Activists
Support Senate Budget's Generous Welfare Initiatives
Liberals pleased that the legislature has begun to tinker with welfare
reform
State
House News Service
JUNE 30--As budget conferees worked in seclusion
to hammer out their differences, welfare activists canvassed the State
House today to drum up support for the more generous package provided in
the Senate proposal.
Both the House and Senate budgets include outside sections allowing
up to
10 hours of education and job training to count toward welfare reform's
20-hour work requirement. Beyond that, the branches are sharply
divided on welfare initiatives.
With the "first steps" in the House budget and the more extensive policy
statements in the Senate version, "I think our foot's in the door,"
said
Mac D'Alessandro, campaign coordinator for Family Economic Initiative.
"Now, it's a matter of how much further we can wedge it open."
The fact that both branches have begun to tinker with welfare reform
is an
important start, said Pat Baker, senior policy analyst for the Massachusetts
Law Reform Institute. "I think both branches recognize that the cookie-cutter
approach that the administration has to welfare reform
isn't working," she said.
But the devil's in the details, Baker added. Both the House and
the Senate
address the issue of barriers to employment such as domestic violence,
substance abuse, illiteracy and lack of a high school education.
But the
branches differ in the minutia. The House mandates DTA to spend
"up to" $2 million on barrier assessment. The Senate's language says
"at least" $2
million.
That two-word difference is "significant," Baker said. "Our concern
is
that unless the Legislature is specific about the amount that DTA shall
spend on assessments, they could spend a hundred bucks and comply with
the House version. The Senate version really mandates that they spend the
$2 million."
House welfare initiatives end with barrier assessment and education
and job
training provisions, but the more liberal Senate pushes further ahead.
It
includes criteria the Department of Transitional Assistance must consider
when deciding whether to grant extensions to the two-year time limit,
and
provides for a "fair hearing standard" in the case of appeals.
It also
includes language barring DTA from denying the Earned Income Credit
to the working poor.
The huge philosophical gap is cause for concern as budget conferees
begin
negotiations, D'Alessandro said. "I think you always worry, when
the two
chambers are at such different ends of the spectrum, that they'll end
up
trading things off and you'll end up getting a watered-down package,"
he
said. "But we're going to make sure both chambers understand
the
importance of every one of these measures. These things work
in concert
with one another."
To that end, activists rallied this morning on the State House steps,
where
they stacked 200 milk cartons - one for each legislator - bearing pictures
of children and families, essays about courage, and legends such as
"Kids
Count" and "Stop Kids From Living in Poverty."
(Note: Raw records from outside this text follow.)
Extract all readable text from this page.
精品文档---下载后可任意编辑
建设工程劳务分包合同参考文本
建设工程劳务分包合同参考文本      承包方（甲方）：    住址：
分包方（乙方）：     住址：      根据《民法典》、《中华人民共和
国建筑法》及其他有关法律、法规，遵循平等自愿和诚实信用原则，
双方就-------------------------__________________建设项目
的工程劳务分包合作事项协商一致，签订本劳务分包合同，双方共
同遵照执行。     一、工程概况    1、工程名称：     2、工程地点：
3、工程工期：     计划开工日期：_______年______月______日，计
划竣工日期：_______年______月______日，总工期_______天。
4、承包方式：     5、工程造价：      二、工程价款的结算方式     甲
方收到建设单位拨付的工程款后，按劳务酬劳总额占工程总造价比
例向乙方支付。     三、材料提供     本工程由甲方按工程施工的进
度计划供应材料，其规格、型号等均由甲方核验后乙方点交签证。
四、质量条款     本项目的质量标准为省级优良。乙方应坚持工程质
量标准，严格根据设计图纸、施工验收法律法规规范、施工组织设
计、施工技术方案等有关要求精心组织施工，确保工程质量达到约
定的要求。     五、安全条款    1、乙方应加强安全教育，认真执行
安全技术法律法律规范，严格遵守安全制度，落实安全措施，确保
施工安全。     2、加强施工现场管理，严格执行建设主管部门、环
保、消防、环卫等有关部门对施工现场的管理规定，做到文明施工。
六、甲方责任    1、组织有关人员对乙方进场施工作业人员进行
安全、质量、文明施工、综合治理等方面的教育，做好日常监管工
A take-off on the missing children campaign, the milk cartons are intended
to draw attention to families that have been pushed off the welfare
rolls
and now are "missing," said Sharron Tetrault, event organizer for Working
Massachusetts. "The welfare rolls have dropped substantially
and nobody
seems to know what's happening to the families," she said.
Ann Whitorn of UMass Boston's Academic Working Group on Poverty added,
"What we're trying to do is get the legislators to think about it as a
real issue for real children, and to have as much concern for them as people
do for the missing children who've been kidnapped."
Activists this morning also received support from the faith community.
Sister Linda Bessom of the Sisters of Notre Dame de Namur, called the
budget a "moral document" that outlines the state's priorities.
She brought a petition to the State House, signed by 115 sisters, calling
on the budget conferees to support the Senate's initiatives.
"The Sisters of Notre Dame de Namur believe that welfare reform is not
just work policy, it is family policy. It needs to be a way to self-sufficiency,
a way out of poverty, not just a way off of welfare,"Bessom said.
"We're calling on the joint conference committee to realize they have a
moral imperative to ensure that the families that have the greatest need
are not abandoned."
After the brief rally, activists fanned out through the State House
to talk
to their individual legislators and ask the lawmakers to do a little
lobbying themselves. "We're going to ask them to talk to the influential
people and make sure they're hearing it from all sides," D'Alessandro said.
"The more they hear it and from the more sources, the more likely they'll
be to say, this is something we ought to take a look at."
He added that activists have undertaken intensive grassroots efforts
in the
districts of those "influential people" - House Speaker Thomas Finneran
(D-Mattapan), Senate President Thomas Birmingham (D-Chelsea), and the
chairmen of the Ways and Means Committees, Sen. Mark Montigny (D-New
Bedford) and Rep. Paul Haley (D-Weymouth).
Once the budget comes out of conference, activists still face the hurdle
of
Gov. Paul Cellucci's veto pen. One aim of the organizing efforts
is to
make sure there's enough bipartisan legislative support to override
anything Cellucci vetoes, Baker said.
"Our hope is that with the bipartisan support on both sides of the Legislature,
the governor will appreciate what they're saying...and not
pursue a veto," she said. "But if the administration decides
to veto, then
we're confident that we have the support for an override."